Talking about words on the move, where’s covfefe when we need it?

Covfefe epitomized President Donald Trump and his tweet machine. It’s a made-up word he used in a truncated tweet a little after midnight on May 31: “Despite the constant negative press covfefe” 

The tweet was later deleted, but then-Press Secretary Sean Spicer, in an explanation worthy of the Alice in Wonderland School of Spin, told reporters, “The president and a small group of people know exactly what he meant.”

Instead of trying to settle on one Word of the Year, perhaps we should think of 2017 as the Year of Words. Plural.

No president ever word-bombed the nation the way Trump does, instantly sharing his mood swings with the masses.  

Trump weaponized words, but he wasn’t the only one. North Korea President Kim Jong Un must have been thumbing through an old thesaurus when he called Trump “a mentally deranged U.S. dotard.” A dotard is someone who’s elderly and senile. 

The year began with Trump’s dystopian vision of America. Inaugural addresses typically play to the nation’s hopes and dreams; his stoked fears with words like  “carnage.”  

The new administration delivered “alternative facts,” White House aide Kellyanne Conway’s infelicitous phrase for Spicer’s lies about the size of the crowd at the inauguration.

The year is ending with the administration denying a Washington Post report that the Department of Health and Human Services had banned the Centers for Disease Control from using seven words in its 2019 budget request. The words are: diversity, 
entitlement, evidence-based, fetus, science-based, transgender and vulnerable.

HHS strenuously denied the prohibition, and CDC Director Brenda Fitzgerald tweeted, “I want to assure you there are no banned words at CDC.”

An analysis by Science Insider, though, found the words already had been used far less in CDC’s 2018 budget request earlier this year than in the three previous Obama CDC requests.

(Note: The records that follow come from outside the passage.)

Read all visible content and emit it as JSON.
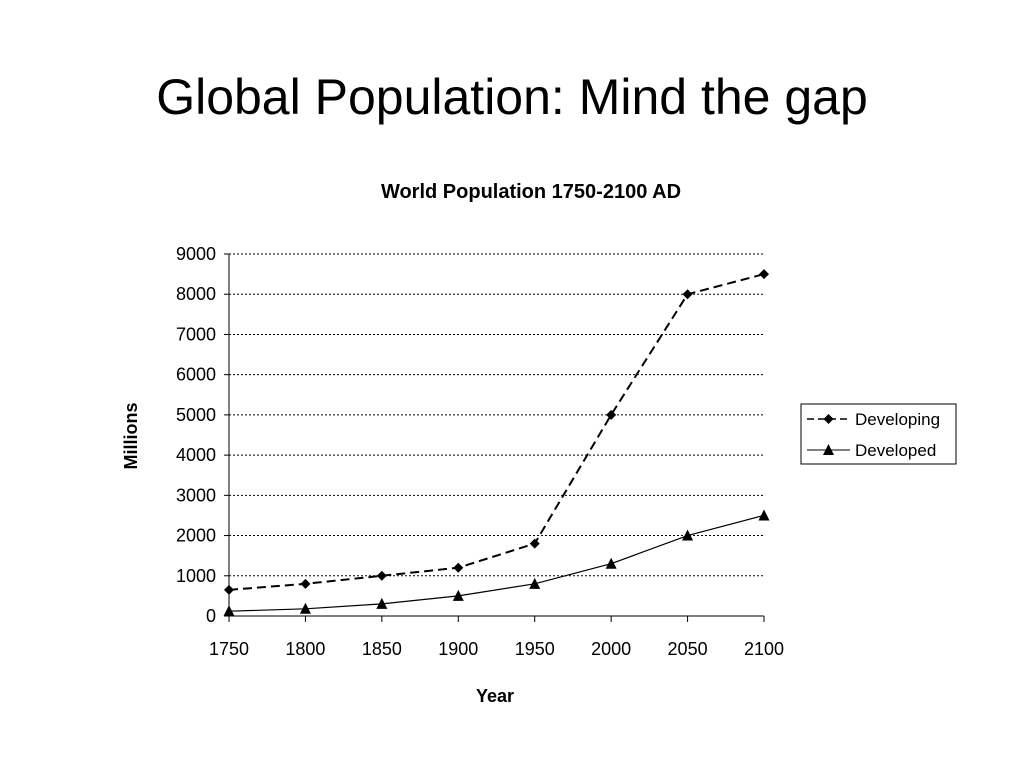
{
  "slide": {
    "title": "Global Population: Mind the gap"
  },
  "chart_data": {
    "type": "line",
    "title": "World Population 1750-2100 AD",
    "xlabel": "Year",
    "ylabel": "Millions",
    "x": [
      1750,
      1800,
      1850,
      1900,
      1950,
      2000,
      2050,
      2100
    ],
    "ylim": [
      0,
      9000
    ],
    "yticks": [
      0,
      1000,
      2000,
      3000,
      4000,
      5000,
      6000,
      7000,
      8000,
      9000
    ],
    "grid": true,
    "legend_position": "right",
    "series": [
      {
        "name": "Developing",
        "values": [
          650,
          800,
          1000,
          1200,
          1800,
          5000,
          8000,
          8500
        ],
        "line_style": "dashed",
        "marker": "diamond",
        "color": "#000000"
      },
      {
        "name": "Developed",
        "values": [
          120,
          180,
          300,
          500,
          800,
          1300,
          2000,
          2500
        ],
        "line_style": "solid",
        "marker": "triangle",
        "color": "#000000"
      }
    ]
  }
}
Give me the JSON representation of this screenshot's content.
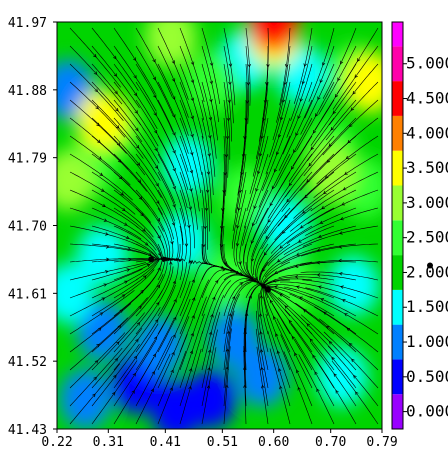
{
  "chart_data": {
    "type": "heatmap",
    "title": "",
    "xlabel": "",
    "ylabel": "",
    "xlim": [
      0.22,
      0.79
    ],
    "ylim": [
      41.43,
      41.97
    ],
    "x_ticks": [
      "0.22",
      "0.31",
      "0.41",
      "0.51",
      "0.60",
      "0.70",
      "0.79"
    ],
    "y_ticks": [
      "41.43",
      "41.52",
      "41.61",
      "41.70",
      "41.79",
      "41.88",
      "41.97"
    ],
    "overlay": "streamlines",
    "colorbar": {
      "ticks": [
        "0.000",
        "0.500",
        "1.000",
        "1.500",
        "2.000",
        "2.500",
        "3.000",
        "3.500",
        "4.000",
        "4.500",
        "5.000"
      ],
      "bands": [
        {
          "from": -0.25,
          "to": 0.25,
          "color": "#9900ff"
        },
        {
          "from": 0.25,
          "to": 0.75,
          "color": "#0000ff"
        },
        {
          "from": 0.75,
          "to": 1.25,
          "color": "#0080ff"
        },
        {
          "from": 1.25,
          "to": 1.75,
          "color": "#00ffff"
        },
        {
          "from": 1.75,
          "to": 2.25,
          "color": "#00d400"
        },
        {
          "from": 2.25,
          "to": 2.75,
          "color": "#33ff33"
        },
        {
          "from": 2.75,
          "to": 3.25,
          "color": "#99ff33"
        },
        {
          "from": 3.25,
          "to": 3.75,
          "color": "#ffff00"
        },
        {
          "from": 3.75,
          "to": 4.25,
          "color": "#ff8000"
        },
        {
          "from": 4.25,
          "to": 4.75,
          "color": "#ff0000"
        },
        {
          "from": 4.75,
          "to": 5.25,
          "color": "#ff00aa"
        },
        {
          "from": 5.25,
          "to": 5.6,
          "color": "#ff00ff"
        }
      ]
    },
    "points": [
      {
        "x": 0.385,
        "y": 41.655
      },
      {
        "x": 0.59,
        "y": 41.615
      }
    ],
    "field_patches": [
      {
        "x": 0.43,
        "y": 41.455,
        "v": 0.4
      },
      {
        "x": 0.49,
        "y": 41.47,
        "v": 0.4
      },
      {
        "x": 0.36,
        "y": 41.49,
        "v": 0.6
      },
      {
        "x": 0.27,
        "y": 41.47,
        "v": 1.0
      },
      {
        "x": 0.3,
        "y": 41.56,
        "v": 1.1
      },
      {
        "x": 0.4,
        "y": 41.54,
        "v": 1.0
      },
      {
        "x": 0.53,
        "y": 41.55,
        "v": 0.9
      },
      {
        "x": 0.58,
        "y": 41.5,
        "v": 1.1
      },
      {
        "x": 0.72,
        "y": 41.5,
        "v": 1.5
      },
      {
        "x": 0.3,
        "y": 41.66,
        "v": 1.5
      },
      {
        "x": 0.24,
        "y": 41.61,
        "v": 1.3
      },
      {
        "x": 0.44,
        "y": 41.68,
        "v": 1.6
      },
      {
        "x": 0.45,
        "y": 41.78,
        "v": 1.4
      },
      {
        "x": 0.74,
        "y": 41.62,
        "v": 1.6
      },
      {
        "x": 0.62,
        "y": 41.7,
        "v": 1.6
      },
      {
        "x": 0.24,
        "y": 41.88,
        "v": 1.2
      },
      {
        "x": 0.55,
        "y": 41.92,
        "v": 1.5
      },
      {
        "x": 0.65,
        "y": 41.9,
        "v": 1.5
      },
      {
        "x": 0.32,
        "y": 41.83,
        "v": 2.7
      },
      {
        "x": 0.28,
        "y": 41.78,
        "v": 2.4
      },
      {
        "x": 0.49,
        "y": 41.89,
        "v": 2.6
      },
      {
        "x": 0.42,
        "y": 41.95,
        "v": 2.8
      },
      {
        "x": 0.55,
        "y": 41.74,
        "v": 2.5
      },
      {
        "x": 0.52,
        "y": 41.63,
        "v": 2.4
      },
      {
        "x": 0.63,
        "y": 41.62,
        "v": 2.5
      },
      {
        "x": 0.7,
        "y": 41.8,
        "v": 2.6
      },
      {
        "x": 0.76,
        "y": 41.75,
        "v": 2.5
      },
      {
        "x": 0.74,
        "y": 41.9,
        "v": 2.7
      },
      {
        "x": 0.3,
        "y": 41.84,
        "v": 3.3
      },
      {
        "x": 0.6,
        "y": 41.95,
        "v": 3.6
      },
      {
        "x": 0.7,
        "y": 41.77,
        "v": 3.2
      },
      {
        "x": 0.77,
        "y": 41.89,
        "v": 3.5
      },
      {
        "x": 0.24,
        "y": 41.76,
        "v": 3.1
      },
      {
        "x": 0.6,
        "y": 41.97,
        "v": 4.6
      }
    ],
    "vector_field": {
      "convergence": [
        {
          "x": 0.385,
          "y": 41.655
        },
        {
          "x": 0.59,
          "y": 41.615
        }
      ],
      "outflow": {
        "x": 0.79,
        "y": 41.97
      }
    }
  }
}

The New York Times subsequently reported it wasn’t a ban so much as a recommendation to avoid language that might slow or derail approval of the budget by Republicans. So it appears red-flag words were banned as a political strategy.   

A firestorm ensued, of course, as free speech still matters.

The American Dialect Society, a group of linguists and other academics, will vote for its Word of the Year Jan. 5.

It would be nice to think its word describing this rancorous year could be hopeful for the future.

But that’s unlikely. Its choice last year was more prophetic than anyone thought. Remember “dumpster fire”?